Uso di zafferano sia in pistilli che in polvere per raggiungere il colore esatto di un risotto alla milanese il cui riferimento è rigorosamente “il giallo della Madonnina“. Il profumo di timo è aggiunto in impiattamento: timo essiccato spolverato in piatto.

La proposta di pairing è per coerenza. Vodka per una alcolicità neutra, sciroppo pepe-zafferano-timo, liquore al sambuco e succo di limone per dare acidità.

Shakerato e servito straight up in coppa è un cocktail fresco e profumato in cui le note speziate si sposano ad una piacevole dolcezza. Accostato al risotto l’acidità del limone e l’alcolicità della vodka svolgono bene il loro lavoro pulendo il palato fra un boccone e l’altro.

È però la nota speziata-erbacea del riso che si lega alla nota simile del drink lasciando una persistenza amara in fondo al palato che mal compensa la nota zuccherina dello sciroppo che si aggrappa in bocca e non se ne va.

Risotto alla crema di Taleggio
Un risotto semplice con mantecatura neutra in cui, in fase di impiattamento, viene aggiunto Taleggio in crema, polvere di pomodoro, capperi e liquirizia. Un piatto saporito giocato sul contrasto della morbida dolcezza del formaggio e della speziata aromaticità degli altri aromi.

Abbinamento per contrasto. Un twist sul Negroni, cocktail che proprio quest’anno compie 100 anni di storia. Campari, liquore di vino rosso rabarbaro e genziana, e Mixturae (un Botanical Spirit a base di pesca bianca, rosa damascena, verbena e pepe garofanato) gli ingredienti di questo cocktail.

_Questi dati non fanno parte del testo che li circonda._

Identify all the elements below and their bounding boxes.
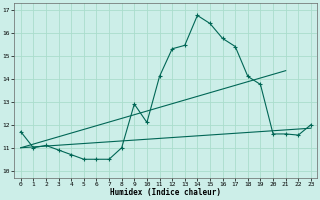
X-axis label: Humidex (Indice chaleur): Humidex (Indice chaleur) [110,188,221,197]
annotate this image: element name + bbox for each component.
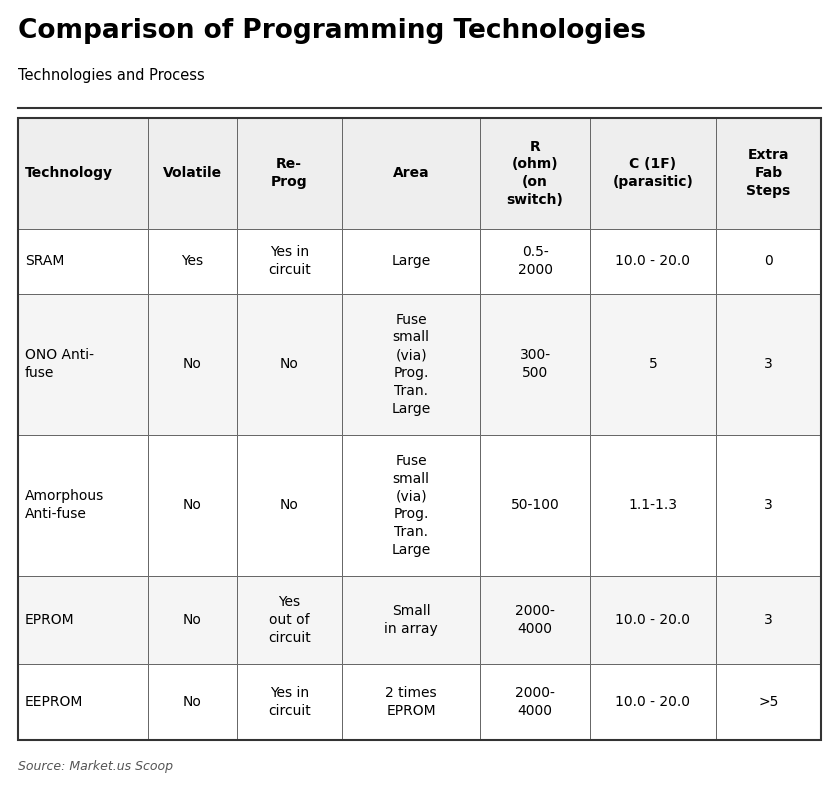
Text: 3: 3 xyxy=(764,498,773,513)
Text: Volatile: Volatile xyxy=(163,166,222,181)
Text: 2 times
EPROM: 2 times EPROM xyxy=(385,686,437,717)
Bar xyxy=(149,294,237,435)
Bar xyxy=(590,118,716,228)
Bar xyxy=(149,118,237,228)
Text: No: No xyxy=(183,613,202,626)
Bar xyxy=(18,118,149,228)
Text: 10.0 - 20.0: 10.0 - 20.0 xyxy=(615,254,690,268)
Text: SRAM: SRAM xyxy=(25,254,65,268)
Bar xyxy=(149,435,237,576)
Text: 10.0 - 20.0: 10.0 - 20.0 xyxy=(615,695,690,709)
Text: Small
in array: Small in array xyxy=(384,604,438,636)
Text: R
(ohm)
(on
switch): R (ohm) (on switch) xyxy=(507,140,564,207)
Bar xyxy=(481,435,590,576)
Bar xyxy=(18,118,821,740)
Text: Extra
Fab
Steps: Extra Fab Steps xyxy=(747,148,790,198)
Bar xyxy=(716,435,821,576)
Text: Yes in
circuit: Yes in circuit xyxy=(268,245,310,277)
Bar xyxy=(481,294,590,435)
Text: 10.0 - 20.0: 10.0 - 20.0 xyxy=(615,613,690,626)
Bar xyxy=(149,663,237,740)
Bar xyxy=(716,118,821,228)
Text: No: No xyxy=(183,695,202,709)
Text: Large: Large xyxy=(392,254,430,268)
Bar xyxy=(341,228,481,294)
Bar xyxy=(341,435,481,576)
Bar xyxy=(716,663,821,740)
Text: Re-
Prog: Re- Prog xyxy=(271,158,307,189)
Bar xyxy=(18,228,149,294)
Text: 300-
500: 300- 500 xyxy=(519,349,550,380)
Text: Yes: Yes xyxy=(181,254,204,268)
Text: No: No xyxy=(183,357,202,371)
Bar xyxy=(237,435,341,576)
Bar xyxy=(237,228,341,294)
Bar xyxy=(716,294,821,435)
Text: Technologies and Process: Technologies and Process xyxy=(18,68,205,83)
Bar xyxy=(341,294,481,435)
Bar xyxy=(237,294,341,435)
Bar xyxy=(237,118,341,228)
Text: No: No xyxy=(279,357,299,371)
Bar xyxy=(481,576,590,663)
Bar xyxy=(590,663,716,740)
Text: EPROM: EPROM xyxy=(25,613,75,626)
Text: 3: 3 xyxy=(764,613,773,626)
Text: 50-100: 50-100 xyxy=(511,498,560,513)
Text: 3: 3 xyxy=(764,357,773,371)
Bar xyxy=(590,228,716,294)
Text: ONO Anti-
fuse: ONO Anti- fuse xyxy=(25,349,94,380)
Bar xyxy=(341,576,481,663)
Text: EEPROM: EEPROM xyxy=(25,695,83,709)
Bar xyxy=(18,294,149,435)
Bar xyxy=(481,118,590,228)
Text: 2000-
4000: 2000- 4000 xyxy=(515,604,555,636)
Text: 5: 5 xyxy=(649,357,657,371)
Text: >5: >5 xyxy=(758,695,779,709)
Text: 1.1-1.3: 1.1-1.3 xyxy=(628,498,677,513)
Bar xyxy=(590,294,716,435)
Bar xyxy=(18,576,149,663)
Text: Comparison of Programming Technologies: Comparison of Programming Technologies xyxy=(18,18,646,44)
Bar xyxy=(237,576,341,663)
Bar xyxy=(481,663,590,740)
Text: Yes
out of
circuit: Yes out of circuit xyxy=(268,595,310,644)
Bar xyxy=(716,576,821,663)
Bar xyxy=(481,228,590,294)
Text: Fuse
small
(via)
Prog.
Tran.
Large: Fuse small (via) Prog. Tran. Large xyxy=(392,454,430,557)
Text: 0: 0 xyxy=(764,254,773,268)
Text: No: No xyxy=(279,498,299,513)
Bar xyxy=(149,576,237,663)
Bar xyxy=(590,435,716,576)
Text: Technology: Technology xyxy=(25,166,113,181)
Text: Amorphous
Anti-fuse: Amorphous Anti-fuse xyxy=(25,489,104,521)
Text: Area: Area xyxy=(393,166,430,181)
Text: Source: Market.us Scoop: Source: Market.us Scoop xyxy=(18,760,173,773)
Text: 2000-
4000: 2000- 4000 xyxy=(515,686,555,717)
Bar xyxy=(590,576,716,663)
Text: Yes in
circuit: Yes in circuit xyxy=(268,686,310,717)
Bar xyxy=(18,663,149,740)
Bar xyxy=(716,228,821,294)
Text: C (1F)
(parasitic): C (1F) (parasitic) xyxy=(612,158,693,189)
Bar xyxy=(149,228,237,294)
Bar xyxy=(237,663,341,740)
Bar xyxy=(341,663,481,740)
Bar xyxy=(341,118,481,228)
Bar xyxy=(18,435,149,576)
Text: Fuse
small
(via)
Prog.
Tran.
Large: Fuse small (via) Prog. Tran. Large xyxy=(392,312,430,416)
Text: 0.5-
2000: 0.5- 2000 xyxy=(518,245,553,277)
Text: No: No xyxy=(183,498,202,513)
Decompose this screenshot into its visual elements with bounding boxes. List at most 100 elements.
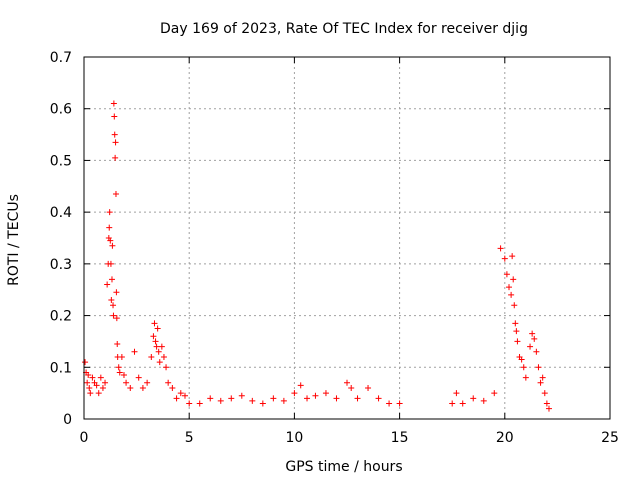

Servito stright up, on the rocks o in bicchiere “cieco” offre un sorso equilibrato e piacevole come un Negroni deve essere. Floreale al primo impatto sopraggiungono note erbacee e e speziate durante la bevuta.

L’abbinamento col risotto funziona molto bene. Piatto e bicchiere si compensano a vicenda. Stessa persistenza per entrambi ed una leggera sensazione amaricante che permane in bocca invogliando al boccone-sorso successivo; quasi un “effetto aperitivo”

Risotto con Crema di Zucca
Stessa preparazione del precedente, qui però il dressing è ottenuto con crema di zucca, polvere di pistacchi ed erba cipollina. In abbinamento con un drink analcolico.

Timo, estratto di zenzero, olio saccarum di agrumi il tutto sodato alcune ore prima del servizio in modo da avere una leggera frizzantezza. Una sorta di variante del ginger beer poco gasata.

Pairing che gioca sulla freschezza. Freschezza che pulisce immediatamente il palato azzerando immediatamente le due persistenze e lasciando solo un ricordo della piccantezza dello zenzero. abbinamento riuscito.